We have also moved away from analyzing secondary torques (torques generated in directions that participants are not instructed to control or do not have feedback from) during single direction tasks because of the difficulty in determining if those torques are pathological (mandatory), normal, or just how these individuals chose (consciously or unconsciously) to perform the task [7, 11]. We have instead moved towards multi-degree of freedom (DOF) tasks that test ability in two or more directions simultaneously [12, 13]. At the cost of minimally increasing cognitive load [14], these tasks allow us to better test movement capacity after stroke, and to determine whether it is limited by neural or mechanical constraints. Importantly, this dual-task paradigm has been completed for multi-joint combinations of shoulder abduction, elbow extension, and wrist/finger extension [9, 11, 15] but not for within-shoulder movements such as internal and external rotation during abduction or adduction. Furthermore, our recent work has suggested that internal/external rotation and abduction/adduction joint torque coupling may be present in individuals without stroke. These results warrant an in-depth analysis of shoulder DOF coupling in individuals with and without stroke.

Minimal work has been published on attempts to quantify torque generation capacity at the shoulder (glenohumeral joint) during multi-DOF tasks. Baillargeon et al. recently published a study examining feasible torque space of the shoulder in young healthy adults [16]. They noted that external rotation during adduction and internal rotation during abduction were the weakest directions of the shoulder. Although these data are from unimpaired individuals, these torque combinations are considered to be out-of-synergy in individuals with stroke. Beer et. al confirmed that hemiparetic external rotation weakness was profound (33%); however, this weakness was unrelated to reaching performance against gravity (movement out of synergy) [17]. Nonetheless, internal/external rotation capacity after stroke has largely been assumed to be constrained by abnormal neural drive.

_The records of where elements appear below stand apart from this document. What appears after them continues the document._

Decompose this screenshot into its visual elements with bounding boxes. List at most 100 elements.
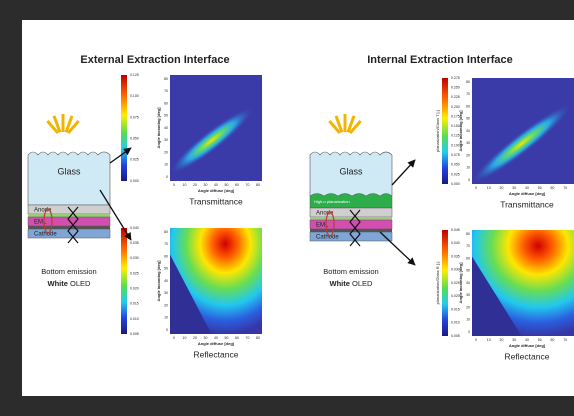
x-tick: 70 — [563, 338, 567, 342]
x-tick: 30 — [204, 183, 208, 187]
caption: Bottom emission — [323, 267, 378, 276]
ray-path — [349, 209, 361, 247]
colorbar-tick: 0.025 — [451, 172, 460, 176]
device-bold: White — [330, 279, 350, 288]
layer-label: Cathode — [34, 232, 57, 238]
ray-path — [67, 206, 79, 244]
x-tick: 70 — [563, 186, 567, 190]
x-tick: 40 — [525, 338, 529, 342]
x-tick: 60 — [551, 186, 555, 190]
x-tick: 80 — [256, 336, 260, 340]
panel-title: External Extraction Interface — [80, 54, 229, 66]
x-tick: 70 — [246, 183, 250, 187]
device-bold: White — [48, 279, 68, 288]
axis-label: Angle diffuse [deg] — [509, 343, 546, 348]
emitter — [325, 211, 335, 237]
colorbar-tick: 0.125 — [130, 73, 139, 77]
layer — [310, 217, 392, 220]
colorbar-tick: 0.025 — [130, 271, 139, 275]
plot-caption: Transmittance — [189, 196, 243, 206]
emitter — [43, 208, 53, 234]
colorbar-tick: 0.010 — [451, 321, 460, 325]
layer — [28, 214, 110, 217]
colorbar-tick: 0.200 — [451, 105, 460, 109]
light-ray — [52, 115, 62, 133]
x-tick: 10 — [487, 186, 491, 190]
colorbar-tick: 0.000 — [451, 182, 460, 186]
y-tick: 40 — [164, 126, 168, 130]
light-ray — [46, 120, 59, 134]
x-tick: 40 — [214, 336, 218, 340]
layer-label: High-n planarization — [314, 199, 350, 204]
x-tick: 30 — [512, 338, 516, 342]
y-tick: 40 — [466, 129, 470, 133]
axis-label: Angle incoming [deg] — [156, 260, 161, 302]
x-tick: 50 — [225, 183, 229, 187]
x-tick: 50 — [538, 186, 542, 190]
y-tick: 40 — [466, 281, 470, 285]
layer-label: Anode — [316, 211, 334, 217]
x-tick: 80 — [256, 183, 260, 187]
device-name: White OLED — [48, 279, 92, 288]
y-tick: 60 — [164, 101, 168, 105]
colorbar-tick: 0.035 — [451, 254, 460, 258]
arrow — [391, 159, 416, 186]
heatmap-empty — [472, 256, 522, 336]
y-tick: 50 — [466, 269, 470, 273]
x-tick: 60 — [551, 338, 555, 342]
heatmap-band — [470, 103, 573, 184]
colorbar-tick: 0.025 — [451, 281, 460, 285]
colorbar-tick: 0.030 — [130, 256, 139, 260]
y-tick: 70 — [466, 244, 470, 248]
y-tick: 0 — [468, 178, 470, 182]
layer-label: EML — [316, 223, 329, 229]
colorbar — [442, 230, 448, 336]
colorbar-tick: 0.010 — [130, 317, 139, 321]
y-tick: 10 — [164, 163, 168, 167]
x-tick: 50 — [538, 338, 542, 342]
x-tick: 40 — [525, 186, 529, 190]
layer-label: Glass — [339, 166, 363, 176]
colorbar-tick: 0.075 — [130, 115, 139, 119]
light-ray — [334, 115, 344, 133]
y-tick: 70 — [164, 242, 168, 246]
device-type: OLED — [352, 279, 373, 288]
axis-label: Angle diffuse [deg] — [509, 191, 546, 196]
y-tick: 10 — [164, 316, 168, 320]
layer-label: Cathode — [316, 235, 339, 241]
heatmap-empty — [170, 254, 212, 334]
x-tick: 20 — [193, 336, 197, 340]
y-tick: 40 — [164, 279, 168, 283]
device-type: OLED — [70, 279, 91, 288]
colorbar-tick: 0.075 — [451, 153, 460, 157]
colorbar-tick: 0.000 — [130, 179, 139, 183]
y-tick: 50 — [466, 117, 470, 121]
colorbar-tick: 0.050 — [130, 137, 139, 141]
colorbar-tick: 0.030 — [451, 268, 460, 272]
light-ray — [346, 115, 356, 133]
arrow — [99, 189, 132, 241]
colorbar-tick: 0.045 — [451, 228, 460, 232]
x-tick: 50 — [225, 336, 229, 340]
axis-label: Angle diffuse [deg] — [198, 188, 235, 193]
y-tick: 20 — [466, 305, 470, 309]
x-tick: 60 — [235, 336, 239, 340]
colorbar-tick: 0.015 — [130, 302, 139, 306]
colorbar-tick: 0.040 — [451, 241, 460, 245]
glass-layer — [309, 151, 393, 197]
colorbar — [121, 228, 127, 334]
heatmap-band — [168, 106, 254, 175]
y-tick: 80 — [466, 80, 470, 84]
y-tick: 20 — [466, 153, 470, 157]
side-label: planarization/Glass T [-] — [435, 110, 440, 152]
colorbar-tick: 0.005 — [130, 332, 139, 336]
x-tick: 40 — [214, 183, 218, 187]
x-tick: 10 — [487, 338, 491, 342]
plot-caption: Transmittance — [500, 199, 554, 209]
layer-label: Glass — [57, 166, 81, 176]
y-tick: 30 — [164, 291, 168, 295]
x-tick: 10 — [183, 336, 187, 340]
y-tick: 0 — [166, 175, 168, 179]
y-tick: 30 — [466, 293, 470, 297]
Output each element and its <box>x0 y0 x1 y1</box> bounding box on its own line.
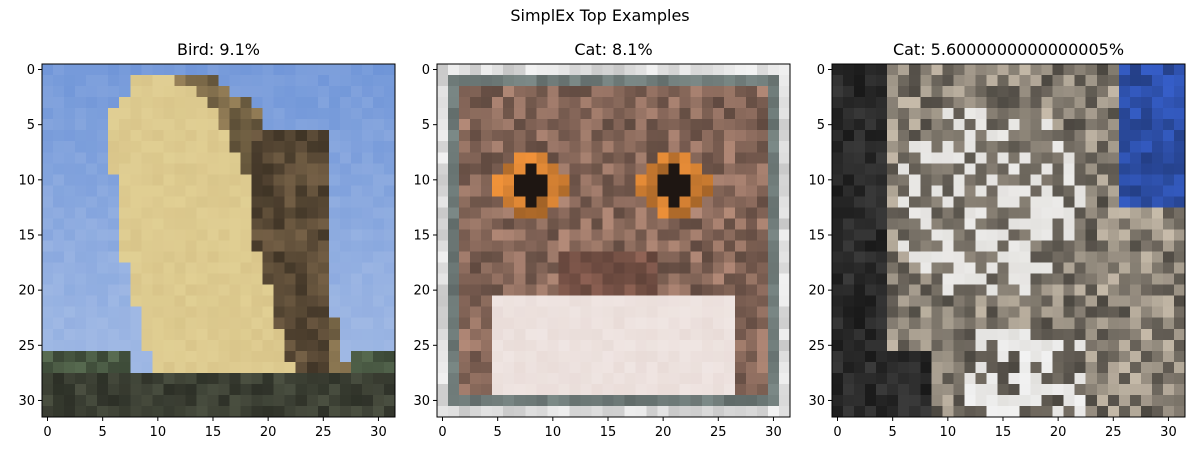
y-tick-label: 10 <box>18 173 35 188</box>
y-tick-label: 25 <box>18 339 35 354</box>
x-tick-label: 25 <box>315 425 332 440</box>
y-tick-label: 5 <box>817 118 825 133</box>
y-tick-label: 10 <box>413 173 430 188</box>
y-tick-label: 10 <box>808 173 825 188</box>
axes-frame-3 <box>831 63 1186 418</box>
y-tick-label: 0 <box>422 63 430 78</box>
y-tick-label: 20 <box>808 284 825 299</box>
x-tick-label: 5 <box>99 425 107 440</box>
y-tick-label: 30 <box>808 394 825 409</box>
x-tick-label: 15 <box>205 425 222 440</box>
x-tick-label: 0 <box>438 425 446 440</box>
x-tick-label: 15 <box>600 425 617 440</box>
axes-frame-1 <box>41 63 396 418</box>
x-tick-label: 15 <box>995 425 1012 440</box>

This study attempts to better understand and quantify longstanding observations going back to the work of Twitchell et al. [18] that included external/internal rotation in flexion/extension synergies, respectively. The nature of external/internal rotation capacity is of special relevance because technically sophisticated devices and associated protocols are being designed for rehabilitation of the upper extremity [19]. This study examines internal and external rotation torque generation capacity (strength) during abduction and adduction using a robotic device—a paradigm similar to that first described by Beer et al. to investigate task-dependent weakness in elbow flexion/extension during abduction/adduction [20]. In line with the described clinical presentation and laboratory-based findings of multi-joint synergistic movement and posturing following a stroke, we hypothesized that, compared to individuals without stroke, the paretic arm would reflect abnormal synergy within the DOFs of the glenohumeral joint, such that external rotation would be weaker during adduction and stronger during abduction, and conversely that internal rotation would be stronger during adduction and weaker during abduction.